Carl Redin (June 15, 1892 – June 19, 1944) was a Swedish-born American artist. He was known for his landscape paintings, and his body of work focused on the American West, with an emphasis on New Mexico, Albuquerque and its environs.

==Immigration to America and health struggles==
In 1913, Redin emigrated to the United States. He settled in Chicago within a Swedish community, engaging in various jobs, including varnishing apartments and restoring church paintings. However, in 1916, Redin was diagnosed with tuberculosis.

Seeking a cure and a respite from the Midwest's damp climate, he boarded a train for the arid Southwest, ultimately finding treatment in Albuquerque's Methodist sanatorium. Redin's three-year convalescence not only restored his health but also let him return to his art, focusing on the vistas of the Southwest that would define his oeuvre. He exhibited his paintings in May 1919 at the Albuquerque Women's Club.

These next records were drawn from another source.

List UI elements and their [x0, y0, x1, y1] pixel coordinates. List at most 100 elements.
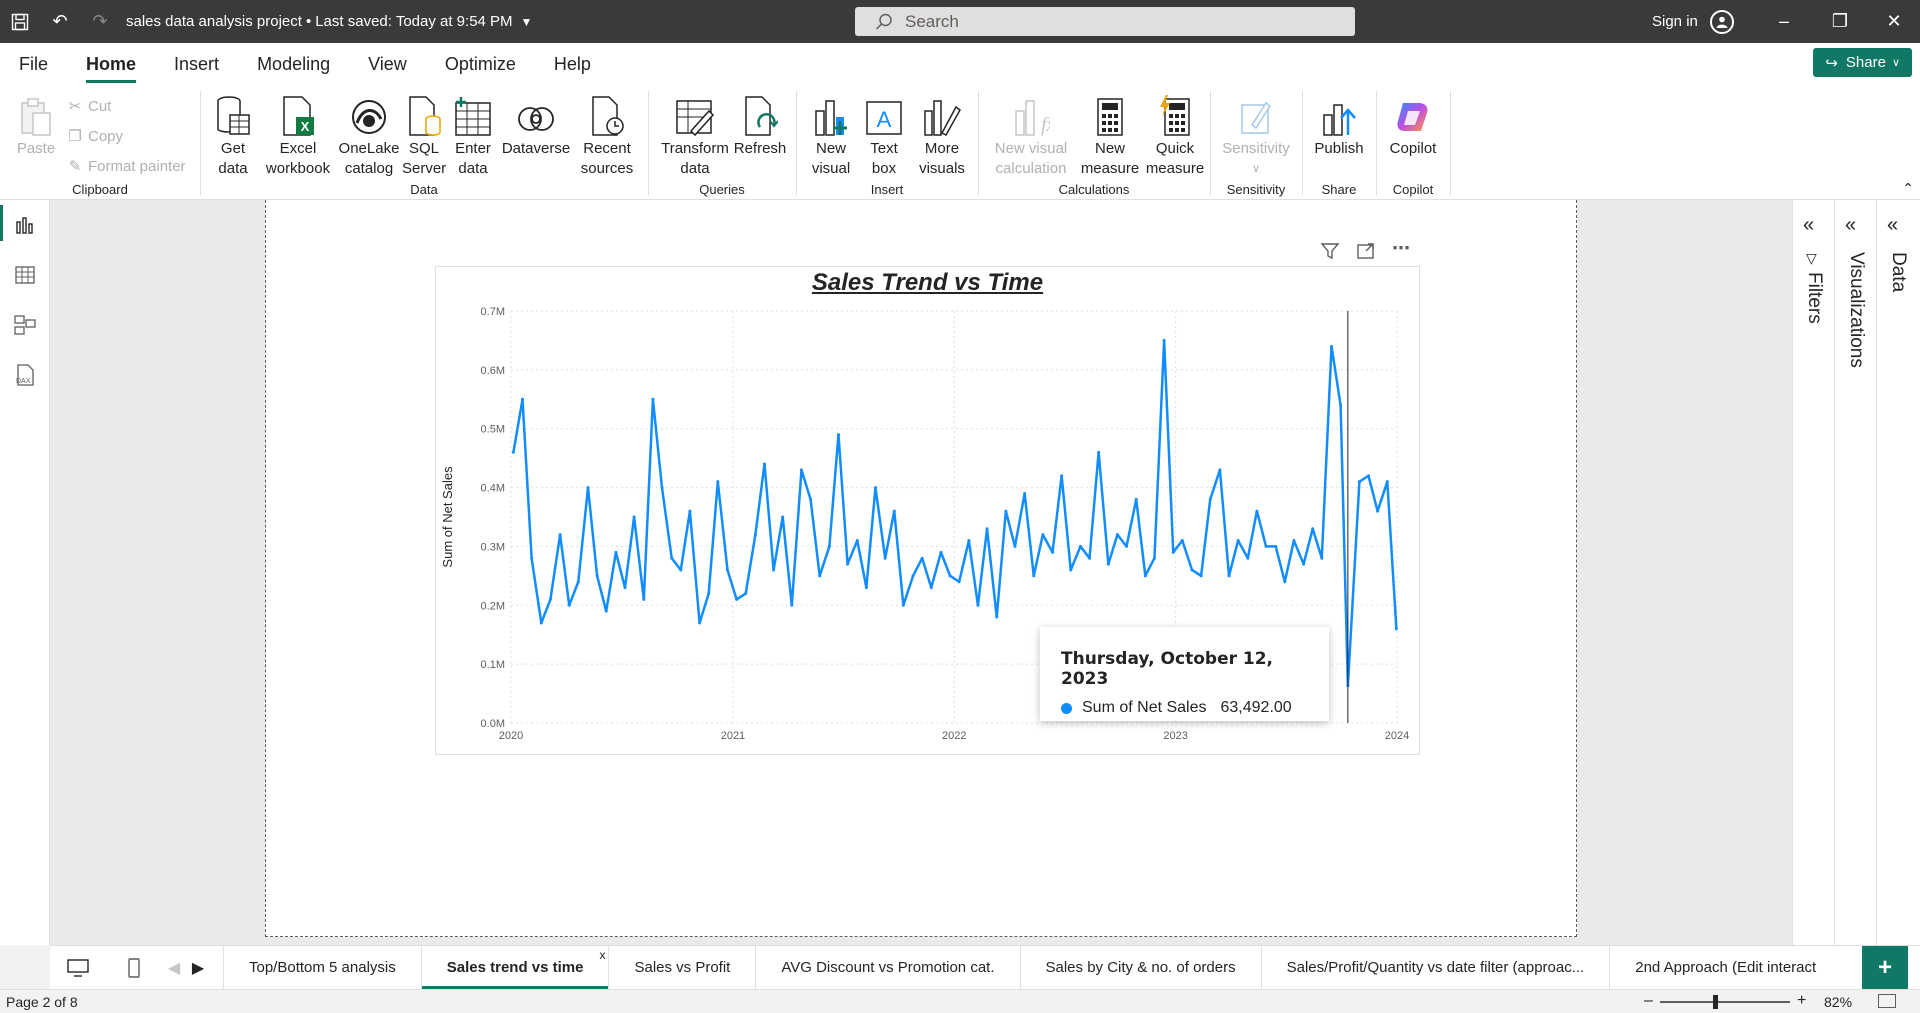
- fit-to-page-icon[interactable]: [1878, 994, 1896, 1008]
- format-painter-button[interactable]: ✎ Format painter: [66, 157, 186, 176]
- copilot-group: Copilot Copilot: [1376, 89, 1450, 199]
- tab-sales-trend[interactable]: Sales trend vs time x: [421, 946, 610, 989]
- recent-sources-button[interactable]: Recent sources: [572, 93, 642, 179]
- data-point: [1357, 480, 1361, 484]
- data-point: [670, 556, 674, 560]
- share-button[interactable]: ↪ Share ∨: [1813, 48, 1912, 77]
- data-point: [725, 568, 729, 572]
- scroll-right-icon[interactable]: ▶: [186, 946, 210, 989]
- focus-mode-icon[interactable]: [1356, 241, 1376, 266]
- data-point: [688, 509, 692, 513]
- data-point: [1088, 556, 1092, 560]
- status-bar: Page 2 of 8 – + 82%: [0, 989, 1920, 1013]
- file-title[interactable]: sales data analysis project: [126, 13, 302, 30]
- scroll-left-icon[interactable]: ◀: [162, 946, 186, 989]
- copilot-button[interactable]: Copilot: [1380, 93, 1446, 159]
- sql-server-button[interactable]: SQL Server: [402, 93, 446, 179]
- sensitivity-button[interactable]: Sensitivity ∨: [1216, 93, 1296, 179]
- close-icon[interactable]: ✕: [1866, 0, 1920, 43]
- side-panes: « ▽ Filters « Visualizations « Data: [1792, 200, 1920, 945]
- data-point: [595, 574, 599, 578]
- data-point: [920, 556, 924, 560]
- desktop-layout-icon[interactable]: [50, 946, 106, 989]
- quick-measure-button[interactable]: Quick measure: [1144, 93, 1206, 179]
- mobile-layout-icon[interactable]: [106, 946, 162, 989]
- tab-sales-vs-profit[interactable]: Sales vs Profit: [609, 946, 757, 989]
- filters-pane[interactable]: « ▽ Filters: [1792, 200, 1832, 945]
- dataverse-button[interactable]: Dataverse: [500, 93, 572, 159]
- menu-optimize[interactable]: Optimize: [426, 43, 535, 85]
- menu-file[interactable]: File: [0, 43, 67, 85]
- collapse-ribbon-icon[interactable]: ⌃: [1902, 180, 1914, 197]
- tab-2nd-approach[interactable]: 2nd Approach (Edit interact: [1610, 946, 1816, 989]
- undo-icon[interactable]: ↶: [40, 0, 80, 43]
- data-point: [864, 586, 868, 590]
- excel-workbook-button[interactable]: X Excel workbook: [262, 93, 334, 179]
- search-input[interactable]: Search: [855, 7, 1355, 36]
- tab-sales-by-city[interactable]: Sales by City & no. of orders: [1021, 946, 1262, 989]
- data-point: [1041, 533, 1045, 537]
- minimize-icon[interactable]: –: [1756, 0, 1812, 43]
- more-options-icon[interactable]: ⋯: [1392, 239, 1410, 266]
- menu-insert[interactable]: Insert: [155, 43, 238, 85]
- new-visual-button[interactable]: New visual: [806, 93, 856, 179]
- copy-button[interactable]: ❐ Copy: [66, 127, 123, 146]
- close-tab-icon[interactable]: x: [599, 948, 605, 962]
- tab-top-bottom-5[interactable]: Top/Bottom 5 analysis: [224, 946, 422, 989]
- new-measure-button[interactable]: New measure: [1078, 93, 1142, 179]
- text-box-button[interactable]: A Text box: [858, 93, 910, 179]
- dax-query-view-icon[interactable]: DAX: [12, 362, 38, 388]
- excel-icon: X: [262, 93, 334, 137]
- transform-data-button[interactable]: Transform data: [660, 93, 730, 179]
- refresh-button[interactable]: Refresh: [732, 93, 788, 159]
- enter-data-button[interactable]: Enter data: [450, 93, 496, 179]
- copilot-label: Copilot: [1389, 140, 1437, 157]
- table-icon: [450, 93, 496, 137]
- add-page-button[interactable]: +: [1862, 946, 1908, 990]
- data-point: [1125, 544, 1129, 548]
- expand-data-icon[interactable]: «: [1887, 214, 1898, 237]
- zoom-slider[interactable]: [1660, 1001, 1790, 1003]
- save-icon[interactable]: [0, 0, 40, 43]
- chevron-down-icon[interactable]: ▼: [521, 15, 533, 29]
- database-icon: [208, 93, 258, 137]
- table-view-icon[interactable]: [12, 262, 38, 288]
- tab-date-filter[interactable]: Sales/Profit/Quantity vs date filter (ap…: [1262, 946, 1611, 989]
- model-view-icon[interactable]: [12, 312, 38, 338]
- menu-view[interactable]: View: [349, 43, 426, 85]
- x-tick-label: 2022: [942, 730, 966, 742]
- zoom-in-button[interactable]: +: [1797, 992, 1806, 1010]
- data-point: [1366, 474, 1370, 478]
- data-point: [1199, 574, 1203, 578]
- menu-help[interactable]: Help: [535, 43, 610, 85]
- data-pane[interactable]: « Data: [1876, 200, 1916, 945]
- menu-home[interactable]: Home: [67, 43, 155, 85]
- expand-filters-icon[interactable]: «: [1803, 214, 1814, 237]
- tab-avg-discount[interactable]: AVG Discount vs Promotion cat.: [756, 946, 1021, 989]
- data-point: [1311, 527, 1315, 531]
- insert-group: New visual A Text box More visuals Inser…: [796, 89, 978, 199]
- visualizations-pane[interactable]: « Visualizations: [1834, 200, 1874, 945]
- restore-icon[interactable]: ❐: [1812, 0, 1868, 43]
- publish-button[interactable]: Publish: [1306, 93, 1372, 159]
- paste-button[interactable]: Paste: [14, 93, 58, 159]
- data-point: [1227, 574, 1231, 578]
- zoom-slider-thumb[interactable]: [1713, 995, 1718, 1009]
- zoom-out-button[interactable]: –: [1644, 992, 1653, 1010]
- data-point: [1051, 550, 1055, 554]
- get-data-button[interactable]: Get data: [208, 93, 258, 179]
- filter-icon[interactable]: [1320, 241, 1340, 266]
- more-visuals-icon: [910, 93, 974, 137]
- report-view-icon[interactable]: [12, 212, 38, 238]
- share-group-label: Share: [1321, 182, 1357, 197]
- data-point: [1023, 491, 1027, 495]
- onelake-catalog-button[interactable]: OneLake catalog: [336, 93, 402, 179]
- data-group: Get data X Excel workbook OneLake catalo…: [200, 89, 648, 199]
- redo-icon[interactable]: ↷: [80, 0, 120, 43]
- more-visuals-button[interactable]: More visuals: [910, 93, 974, 179]
- sign-in-button[interactable]: Sign in: [1652, 0, 1734, 43]
- cut-button[interactable]: ✂ Cut: [66, 97, 112, 116]
- menu-modeling[interactable]: Modeling: [238, 43, 349, 85]
- expand-visualizations-icon[interactable]: «: [1845, 214, 1856, 237]
- new-visual-calculation-button[interactable]: fx New visual calculation: [986, 93, 1076, 179]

==Artistic career in Albuquerque==
Residing in Albuquerque, Redin collaborated with fellow artists such as Ben Turner, Charles Bolsius, Nils Hogner, and Carl Von Hassler, who formed the city's community of artists. His first show in 1926, sponsored by the Albuquerque Women's Club, marked the beginning of a career characterized by financial insecurity, but was sustained by patrons like Dr. Carl Hagland and Howard Roosa.

Redin worked across the American Southwest. In February 1927 he traveled to Phoenix to paint the Superstition Mountains. In 1938 his exhibited his work at the Arizona Inn in Tucson, Arizona.

He painted during a time when New Mexico was marketing itself as an exotic getaway. His paintings adorned hotels, public buildings, and department stores.

==Later years and move to California==
Facing deteriorating health, Redin left Albuquerque in 1941, seeking lower altitudes in California due to a diagnosed heart condition. Redin died on June 19, 1944.